China reaches dark side of the Moon

China reaches dark side of the Moon

A robot probe made a historic mission by landing on the moon surface

China's uncrewed Chang'e 6 spacecraft successfully touched down on the Moon in a landmark mission to gather soil and rock samples from the far side of Earth's natural satellite, the China National Space Administration said. The probe landed at 6:23 a.m. Beijing time on Sunday in a preselected area northeast of the South Pole-Aitken Basin.

Later, the lander will conduct preliminary checks after setting its feet onto the surface; then, the first samples will be collected by the robotic arm. If returned successfully, this would provide scientists with the first samples from the Moon's little-explored dark hemisphere, which always faces away from Earth. According to the Chinese space agency, the mission is expected to last about 53 days. It also posted stunning footage shot by the spacecraft during the final moments of landing.

The mission took off on May 3rd, and it is the sixth of the Chang'e Project within the Chinese Lunar Exploration Program, as well as the second intended to bring back samples. Its predecessor, Chang'e 5, retrieved rocks from the near side of the Moon in 2020, which raised some surprises regarding this celestial body when samples were found to be much younger than those retrieved by the US Apollo and Soviet Luna missions 50 years ago.

The samples brought back by the Chinese probe, scientists say, could create significant discoveries about the history and development of the Moon, as its two hemispheres differ vastly, at least from the surface. For instance, the near side is covered in volcanic seas, which are quite rare on the far side for reasons still unexplained.

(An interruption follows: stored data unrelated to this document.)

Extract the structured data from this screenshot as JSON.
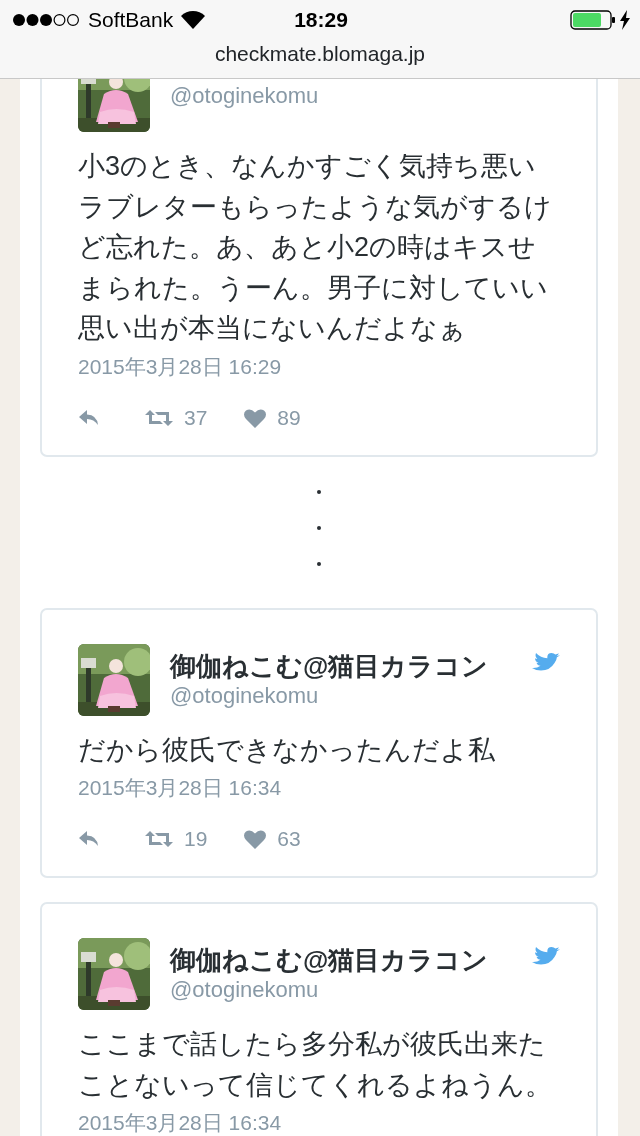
{
  "status_bar": {
    "carrier": "SoftBank",
    "time": "18:29"
  },
  "address_bar": {
    "url": "checkmate.blomaga.jp"
  },
  "tweets": [
    {
      "handle": "@otoginekomu",
      "text": "小3のとき、なんかすごく気持ち悪いラブレターもらったような気がするけど忘れた。あ、あと小2の時はキスせまられた。うーん。男子に対していい思い出が本当にないんだよなぁ",
      "date": "2015年3月28日 16:29",
      "retweets": "37",
      "likes": "89"
    },
    {
      "name": "御伽ねこむ@猫目カラコン",
      "handle": "@otoginekomu",
      "text": "だから彼氏できなかったんだよ私",
      "date": "2015年3月28日 16:34",
      "retweets": "19",
      "likes": "63"
    },
    {
      "name": "御伽ねこむ@猫目カラコン",
      "handle": "@otoginekomu",
      "text": "ここまで話したら多分私が彼氏出来たことないって信じてくれるよねうん。",
      "date": "2015年3月28日 16:34"
    }
  ]
}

"First-hand, direct samples from the Moon's far side are essential to giving us a deeper understanding of the characteristics and differences of the two sides of the Moon and to revealing the secrets of the Moon," said Zeng Xingguo, with the National Astronomical Observatories under the Chinese Academy of Sciences. Quentin Parker, an astrophysicist at the University of Hong Kong, noted that the specifics of the landing site could also provide clues to the Moon's history. "The samples collected around the South Pole-Aitken basin could also have materials that were excavated from the deep mantle due to the giant impact that formed the basin, providing excellent information concerning the condition of the Moon at the time of its formation around 4.5 billion years ago," he told South China Morning Post.